Social engineering attacks can be via phone calls, text messages, or emails. Often times what the person is "calling to warn you about" is exactly what they are trying to do to you. Be extremely wary about unsolicited interactions like this. If you receive a message about an account, use a different method to verify everything is okay. Try calling the bank, using the app or logging into their website after specifically typing the domain rather than using a search engine.

Phishing attacks - phishing attacks can also begin with emails or text messages, but typically include links in them hoping you will click on the links and end up at fraudulent websites. Once you click the link to "reset your password" or "regain access to X account", you are entering your credentials into a website that is stripping those credentials off the page so they can be used later to access your actual account.
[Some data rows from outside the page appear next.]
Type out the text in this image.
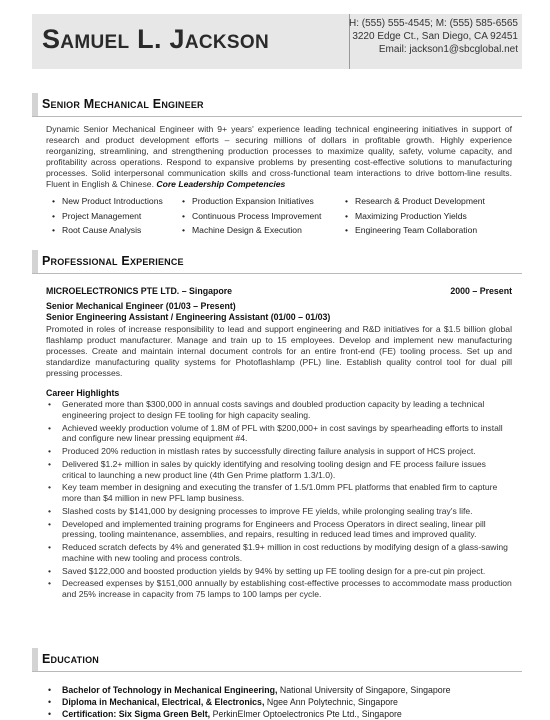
Samuel L. Jackson
H: (555) 555-4545; M: (555) 585-6565
3220 Edge Ct., San Diego, CA 92451
Email: jackson1@sbcglobal.net
Senior Mechanical Engineer
Dynamic Senior Mechanical Engineer with 9+ years' experience leading technical engineering initiatives in support of research and product development efforts – securing millions of dollars in profitable growth. Highly experience reorganizing, streamlining, and strengthening production processes to maximize quality, safety, volume capacity, and profitability across operations. Respond to expansive problems by presenting cost-effective solutions to manufacturing processes. Solid interpersonal communication skills and cross-functional team interactions to drive bottom-line results. Fluent in English & Chinese. Core Leadership Competencies
• New Product Introductions
• Project Management
• Root Cause Analysis
• Production Expansion Initiatives
• Continuous Process Improvement
• Machine Design & Execution
• Research & Product Development
• Maximizing Production Yields
• Engineering Team Collaboration
Professional Experience
MICROELECTRONICS PTE LTD. – Singapore	2000 – Present
Senior Mechanical Engineer (01/03 – Present)
Senior Engineering Assistant / Engineering Assistant (01/00 – 01/03)
Promoted in roles of increase responsibility to lead and support engineering and R&D initiatives for a $1.5 billion global flashlamp product manufacturer. Manage and train up to 15 employees. Develop and implement new manufacturing processes. Create and maintain internal document controls for an entire front-end (FE) tooling process. Set up and standardize manufacturing quality systems for Photoflashlamp (PFL) line. Establish quality control tool for dual pill pressing processes.
Career Highlights
• Generated more than $300,000 in annual costs savings and doubled production capacity by leading a technical engineering project to design FE tooling for high capacity sealing.
• Achieved weekly production volume of 1.8M of PFL with $200,000+ in cost savings by spearheading efforts to install and configure new linear pressing equipment #4.
• Produced 20% reduction in mistlash rates by successfully directing failure analysis in support of HCS project.
• Delivered $1.2+ million in sales by quickly identifying and resolving tooling design and FE process failure issues critical to launching a new product line (4th Gen Prime platform 1.3/1.0).
• Key team member in designing and executing the transfer of 1.5/1.0mm PFL platforms that enabled firm to capture more than $4 million in new PFL lamp business.
• Slashed costs by $141,000 by designing processes to improve FE yields, while prolonging sealing tray's life.
• Developed and implemented training programs for Engineers and Process Operators in direct sealing, linear pill pressing, tooling maintenance, assemblies, and repairs, resulting in reduced lead times and improved quality.
• Reduced scratch defects by 4% and generated $1.9+ million in cost reductions by modifying design of a glass-sawing machine with new tooling and process controls.
• Saved $122,000 and boosted production yields by 94% by setting up FE tooling design for a pre-cut pin project.
• Decreased expenses by $151,000 annually by establishing cost-effective processes to accommodate mass production and 25% increase in capacity from 75 lamps to 100 lamps per cycle.
Education
• Bachelor of Technology in Mechanical Engineering, National University of Singapore, Singapore
• Diploma in Mechanical, Electrical, & Electronics, Ngee Ann Polytechnic, Singapore
• Certification: Six Sigma Green Belt, PerkinElmer Optoelectronics Pte Ltd., Singapore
Phishing attacks can be more sophisticated in the sense that they are replicating a website of the company they are targeting in order to gain access to your credentials. All they have to do is build a site that looks similar enough that someone clicks a link, gets to the dummy site and then enters their credentials. Once they have access to your login credentials they can try to use them without you.

One of the most important things you can do is to enable multi-factor on every account where it is available. This helps reduce the chance someone else can access your account later even with your credentials. This does not mean you should rely upon multi-factor is not the end all of protection! It is still important to use unique credential combinations (user id's and passwords), to create long passwords and increase complexity. Add symbols and number swaps as well as paying attention to every website you visit when entering your credentials.

Windows fake update popup

Malwarebytes recently published an article about a new popup box, or ClickFix window, popping up on Windows devices prompting users to update their Windows device. Once clicked, the fake popup runs an installer and infects the machine.

ClickFix popups are essentially any window that pops up on your computer with a warning about some issues it is claiming to have found, alerting you to an update that should be installed or possibly even encouraging you to uninstall something. Regardless of the content of the message, it is a popup warning you did not expect that is hoping to get you to perform an action that will ultimately threaten your data security.

In this case, it is important to keep in mind Windows updates run through the windows updater in Settings. In every case, you should be really careful when clicking on links in popups and generally should never do this. Instead, go directly to the program to see if there are updates. These will usually be listed under the Help, About or Settings menu in most programs.

For this specific attack, it is helpful to know the three locations where the operating system will notify you of potential updates. First, you may see these notifications in the form of a popup from the bottom right corner of the taskbar in the system tray that updates need to finish installing.

Example of a Windows pending update notification in the system tray.

Second, you may also notice them if you plan to do a reboot where you are prompted to update and reboot, etc.

Example of pending updates showing up in the Power menu.

Lastly, you can go to Settings, Update & Security and look for updates there.

Example of pending Windows updates in the Settings, Update & Security menu.

The holiday season should be a time spent doing the things you love with the people you love. As you go through this busiest time of year, please slow down when reading communications from people and accounts you did not solicit. This includes calls, text messages, emails, and links in popups. Slowing down and taking the time to really assess the information coming at you could save you an immeasurable amount of time trying to recapture your data and accounts. Often, people are never made whole from identity theft or account fraud so slow down before clicking anything to protect yourself.

As always, being cautious of everything that you receive that you are not expecting is the best approach to take!